One other walking tip that may or may not be a problem for you. If they break heal by trying to get ahead of you (pulling), make a very short leash and hold your leash hand and arm back behind you as far as you can and hold it with all your might. Then sloooow way down, to even almost a slow motion walk. When he releases the pressure and starts to get into heal (because he will naturally not want to walk that darn slowly), you can start walking at a more normal pace and try to walk with a loose leash. Keep repeating until he stops going ahead of you. This way he is not PULLING you anymore, you are HOLDING him back. Seems like a small difference, but it keeps the dog in "follow" mode and there isn't a perceived tug of war. This technique has always worked really well for me.


----------



## mayastig (Jun 4, 2010)

thanks for all your inputs!

i took gunther for another walk/short training period this afternoon. i noticed when we get to a new part of a street we have never gone through before, he will slow his walk ang begin his "stop" position. after playing with him to ease things around, he would continue to walk. if we go back the other direction (which we came through), it looks like he has no hesitations and just walks.

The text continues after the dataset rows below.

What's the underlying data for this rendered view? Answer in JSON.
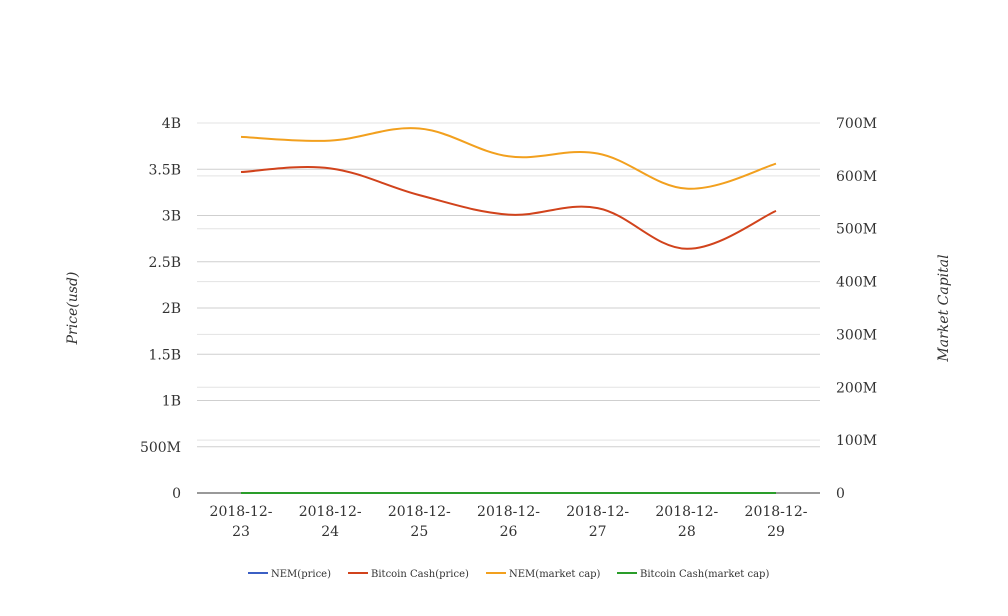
{
  "chart_data": {
    "type": "line",
    "title": "",
    "categories": [
      "2018-12-23",
      "2018-12-24",
      "2018-12-25",
      "2018-12-26",
      "2018-12-27",
      "2018-12-28",
      "2018-12-29"
    ],
    "x_tick_labels": [
      [
        "2018-12-",
        "23"
      ],
      [
        "2018-12-",
        "24"
      ],
      [
        "2018-12-",
        "25"
      ],
      [
        "2018-12-",
        "26"
      ],
      [
        "2018-12-",
        "27"
      ],
      [
        "2018-12-",
        "28"
      ],
      [
        "2018-12-",
        "29"
      ]
    ],
    "ylabel": "Price(usd)",
    "y2label": "Market Capital",
    "ylim": [
      0,
      4000000000
    ],
    "y2lim": [
      0,
      700000000
    ],
    "y_ticks": [
      0,
      500000000,
      1000000000,
      1500000000,
      2000000000,
      2500000000,
      3000000000,
      3500000000,
      4000000000
    ],
    "y_tick_labels": [
      "0",
      "500M",
      "1B",
      "1.5B",
      "2B",
      "2.5B",
      "3B",
      "3.5B",
      "4B"
    ],
    "y2_ticks": [
      0,
      100000000,
      200000000,
      300000000,
      400000000,
      500000000,
      600000000,
      700000000
    ],
    "y2_tick_labels": [
      "0",
      "100M",
      "200M",
      "300M",
      "400M",
      "500M",
      "600M",
      "700M"
    ],
    "grid": true,
    "legend_position": "bottom",
    "series": [
      {
        "name": "NEM(price)",
        "axis": "left",
        "color": "#3b5fc4",
        "values": [
          0.09,
          0.09,
          0.09,
          0.08,
          0.08,
          0.07,
          0.08
        ]
      },
      {
        "name": "Bitcoin Cash(price)",
        "axis": "left",
        "color": "#d1431c",
        "values": [
          3470000000,
          3510000000,
          3220000000,
          3010000000,
          3080000000,
          2640000000,
          3050000000
        ]
      },
      {
        "name": "NEM(market cap)",
        "axis": "left",
        "color": "#f2a01e",
        "values": [
          3850000000,
          3810000000,
          3940000000,
          3640000000,
          3670000000,
          3290000000,
          3560000000
        ]
      },
      {
        "name": "Bitcoin Cash(market cap)",
        "axis": "right",
        "color": "#2a9d2a",
        "values": [
          170,
          180,
          165,
          160,
          170,
          145,
          160
        ]
      }
    ]
  }
}
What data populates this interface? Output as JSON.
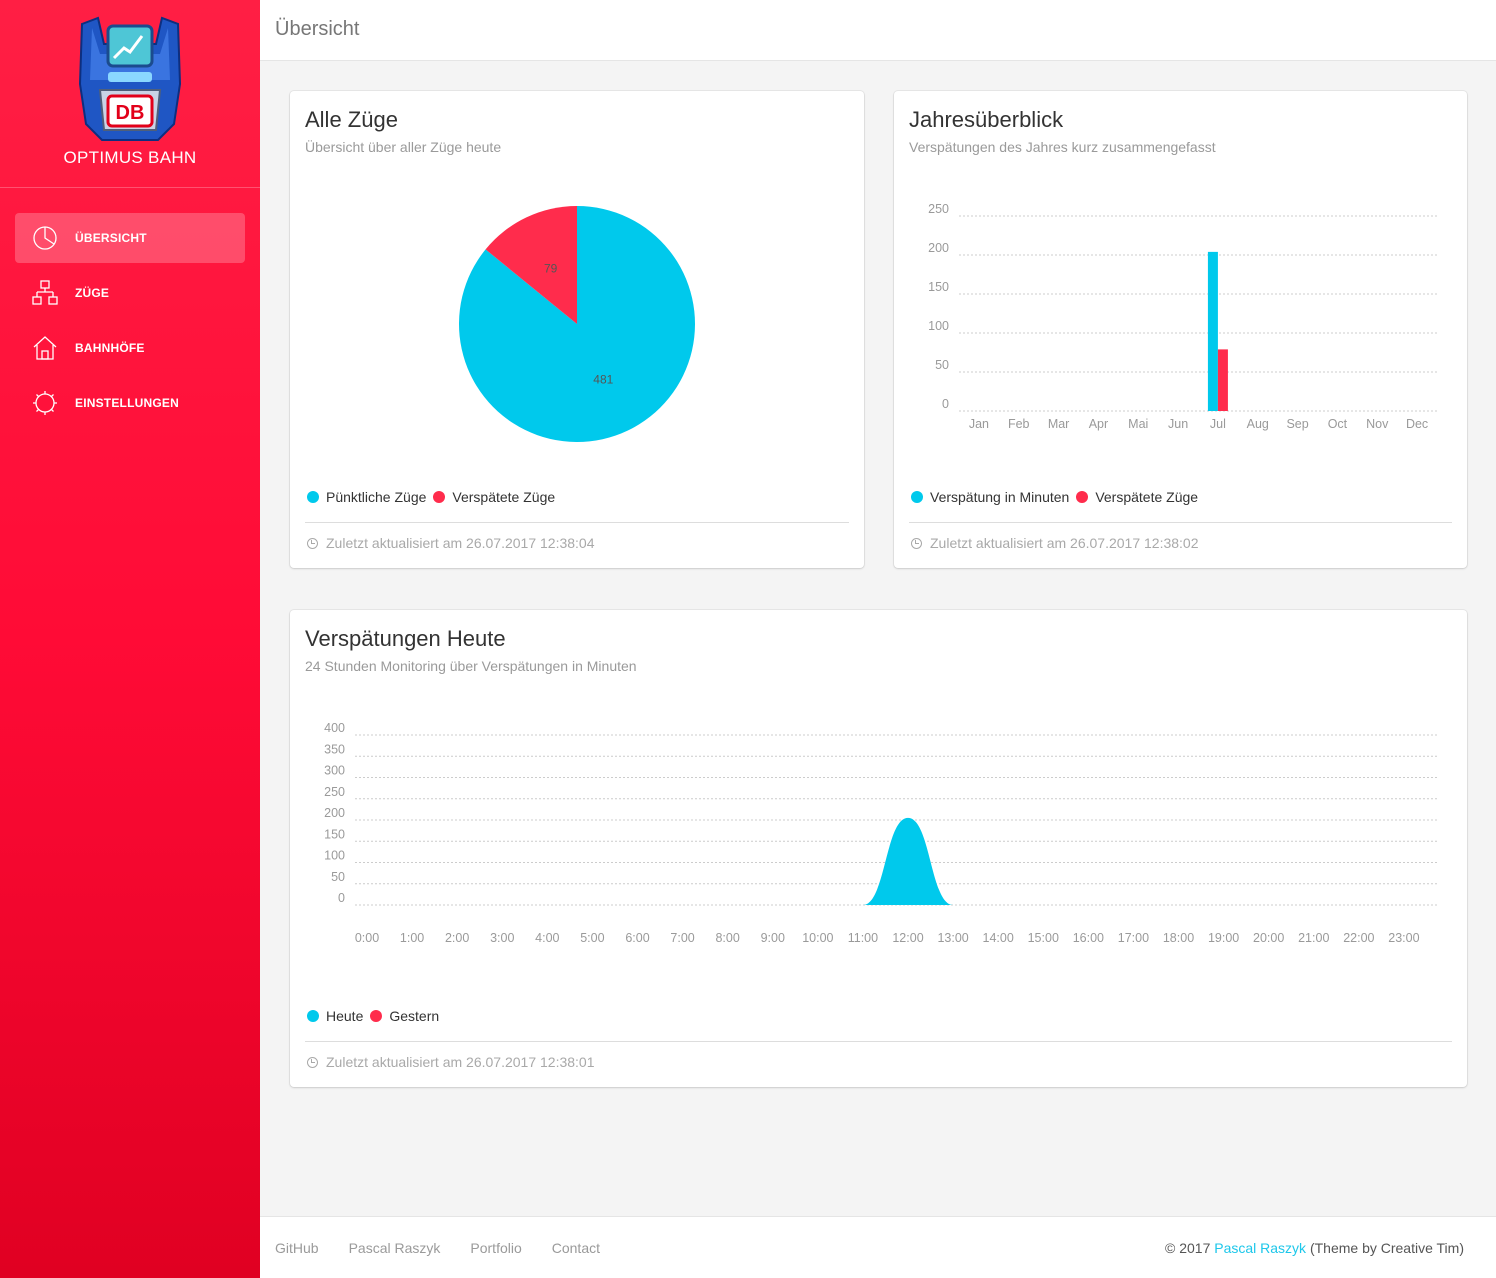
{
  "brand": {
    "name": "OPTIMUS BAHN",
    "logo_text": "DB"
  },
  "sidebar": {
    "items": [
      {
        "label": "ÜBERSICHT",
        "icon": "pie-chart-icon",
        "active": true
      },
      {
        "label": "ZÜGE",
        "icon": "hierarchy-icon",
        "active": false
      },
      {
        "label": "BAHNHÖFE",
        "icon": "home-icon",
        "active": false
      },
      {
        "label": "EINSTELLUNGEN",
        "icon": "gear-icon",
        "active": false
      }
    ]
  },
  "header": {
    "title": "Übersicht"
  },
  "cards": {
    "all_trains": {
      "title": "Alle Züge",
      "subtitle": "Übersicht über aller Züge heute",
      "legend": [
        "Pünktliche Züge",
        "Verspätete Züge"
      ],
      "updated": "Zuletzt aktualisiert am 26.07.2017 12:38:04"
    },
    "year": {
      "title": "Jahresüberblick",
      "subtitle": "Verspätungen des Jahres kurz zusammengefasst",
      "legend": [
        "Verspätung in Minuten",
        "Verspätete Züge"
      ],
      "updated": "Zuletzt aktualisiert am 26.07.2017 12:38:02"
    },
    "today": {
      "title": "Verspätungen Heute",
      "subtitle": "24 Stunden Monitoring über Verspätungen in Minuten",
      "legend": [
        "Heute",
        "Gestern"
      ],
      "updated": "Zuletzt aktualisiert am 26.07.2017 12:38:01"
    }
  },
  "colors": {
    "cyan": "#00c9ec",
    "red": "#ff2c4c"
  },
  "chart_data": [
    {
      "type": "pie",
      "categories": [
        "Pünktliche Züge",
        "Verspätete Züge"
      ],
      "values": [
        481,
        79
      ],
      "labels": [
        "481",
        "79"
      ]
    },
    {
      "type": "bar",
      "categories": [
        "Jan",
        "Feb",
        "Mar",
        "Apr",
        "Mai",
        "Jun",
        "Jul",
        "Aug",
        "Sep",
        "Oct",
        "Nov",
        "Dec"
      ],
      "series": [
        {
          "name": "Verspätung in Minuten",
          "values": [
            0,
            0,
            0,
            0,
            0,
            0,
            204,
            0,
            0,
            0,
            0,
            0
          ]
        },
        {
          "name": "Verspätete Züge",
          "values": [
            0,
            0,
            0,
            0,
            0,
            0,
            79,
            0,
            0,
            0,
            0,
            0
          ]
        }
      ],
      "ylim": [
        0,
        250
      ],
      "yticks": [
        0,
        50,
        100,
        150,
        200,
        250
      ],
      "grid": true
    },
    {
      "type": "area",
      "x": [
        "0:00",
        "1:00",
        "2:00",
        "3:00",
        "4:00",
        "5:00",
        "6:00",
        "7:00",
        "8:00",
        "9:00",
        "10:00",
        "11:00",
        "12:00",
        "13:00",
        "14:00",
        "15:00",
        "16:00",
        "17:00",
        "18:00",
        "19:00",
        "20:00",
        "21:00",
        "22:00",
        "23:00"
      ],
      "series": [
        {
          "name": "Heute",
          "values": [
            0,
            0,
            0,
            0,
            0,
            0,
            0,
            0,
            0,
            0,
            0,
            0,
            205,
            0,
            0,
            0,
            0,
            0,
            0,
            0,
            0,
            0,
            0,
            0
          ]
        },
        {
          "name": "Gestern",
          "values": [
            0,
            0,
            0,
            0,
            0,
            0,
            0,
            0,
            0,
            0,
            0,
            0,
            0,
            0,
            0,
            0,
            0,
            0,
            0,
            0,
            0,
            0,
            0,
            0
          ]
        }
      ],
      "ylim": [
        0,
        400
      ],
      "yticks": [
        0,
        50,
        100,
        150,
        200,
        250,
        300,
        350,
        400
      ],
      "grid": true
    }
  ],
  "footer": {
    "links": [
      "GitHub",
      "Pascal Raszyk",
      "Portfolio",
      "Contact"
    ],
    "copyright_prefix": "© 2017",
    "copyright_author": "Pascal Raszyk",
    "copyright_suffix": "(Theme by Creative Tim)"
  }
}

seems like he was just scared perhaps of his surroundings?


----------



## HMV (May 17, 2010)

My advice FWIW.

1. Get rid of the choke chain and buy a prong collar.
2. Spend more time bonding with him, buy a ball on a rope and use it as a special toy just for you and him to play with. Don't leave it laying about when your out. When you go for a walk make him aware that the ball is in your pocket.
3. If he knows the heel command and is choosing to ignore it, correct him. A swift pull on the prong collar with the word Heel in a stern sharp voice should bring it home who is the boss and who isn't.


----------



## HMV (May 17, 2010)

mayastig said:


> thanks for all your inputs!
> 
> i took gunther for another walk/short training period this afternoon. i noticed when we get to a new part of a street we have never gone through before, he will slow his walk ang begin his "stop" position.
> seems like he was just scared perhaps of his surroundings?


Because you have took him out of his comfort zone and into the unknown, sounds like a dog that is a bit unsure of himself and surroundings at the moment, like I said above do a lot more bonding with him so he trusts you and wont question where you are taking him.


----------



## doggiedad (Dec 2, 2007)

work your dog in the area where he
seems hesitant. make the sessions short.
give lots of praise and treats.

my dog froze in certain areas. sometimes when
my dog froze i would avoid that area
for a few days and then go back to
it for more training.



mayastig said:


> thanks for all your inputs!
> 
> i took gunther for another walk/short training period this afternoon. i noticed when we get to a new part of a street we have never gone through before, he will slow his walk ang begin his "stop" position. after playing with him to ease things around, he would continue to walk. if we go back the other direction (which we came through), it looks like he has no hesitations and just walks.
> 
> seems like he was just scared perhaps of his surroundings?


----------